The Five Stages of Grief as Applied to a Housing Crash

Kübler-Ross' model of grieving:

Denial
Anger
Bargaining
Depression
Acceptance

As we move from denial to anger, you can expect the following:

News media and bloggers will be blamed for causing the downturn. (Pointing out the irrationality of the market is incendiary stuff!)

Neighbors who have to sell and therefore drop their price will be considered unneighborly for doing so. "They are setting a low comp. What are they thinking?!"

Bear behavior will be targeted as irresponsible: "The market is in a dip, why aren't you taking advantage!?"
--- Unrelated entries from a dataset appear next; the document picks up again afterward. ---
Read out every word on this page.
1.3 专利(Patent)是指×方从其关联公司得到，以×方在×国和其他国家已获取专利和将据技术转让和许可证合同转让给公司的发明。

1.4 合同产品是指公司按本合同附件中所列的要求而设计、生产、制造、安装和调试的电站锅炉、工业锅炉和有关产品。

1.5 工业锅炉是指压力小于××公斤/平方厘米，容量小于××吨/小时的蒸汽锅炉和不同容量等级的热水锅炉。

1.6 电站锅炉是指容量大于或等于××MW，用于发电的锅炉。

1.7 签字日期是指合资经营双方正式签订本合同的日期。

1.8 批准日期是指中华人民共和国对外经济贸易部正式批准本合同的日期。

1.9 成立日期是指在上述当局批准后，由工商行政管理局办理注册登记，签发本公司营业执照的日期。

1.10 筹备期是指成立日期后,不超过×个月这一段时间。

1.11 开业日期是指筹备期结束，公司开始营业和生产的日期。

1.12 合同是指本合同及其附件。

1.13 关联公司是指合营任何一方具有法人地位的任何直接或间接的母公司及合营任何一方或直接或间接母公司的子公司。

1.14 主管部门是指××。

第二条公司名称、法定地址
The bargaining phase will be accompanied by:

Assertions that the situation in those areas where the price is falling, over there, doesn't apply to my area. It's different there than here. "Real Estate is local". Once more areas are falling, this will be repeated at suburb level. "Beachfront will never drop, even if it went up 85% in the last five years. Everyone's been lining up for decades to live here. There is pent up demand." Then it will move the the street level: "Houses on that street have those power lines". Then: "In that house that just sold the third bedroom is really a den. Our house is clearly nicer."

People will demand that the government do something. (In Australia, this has mostly been the realtor/broker industry insisting that first time homebuyer deals be extended, or that interest rates really need to come down.) In Canada it would be something like more funding for CMHC or looser mortgage standards so those poor locked out people can "get on the real estate ladder" while "the market is a bargain".

Depression will be marked by:

The bulls will vanish from arguments at work, parties, and internet comments. Many will turn out to be secret long-term bears. Very secret.

Discretionary spending will be severely curtailed. Those with cash will be kings.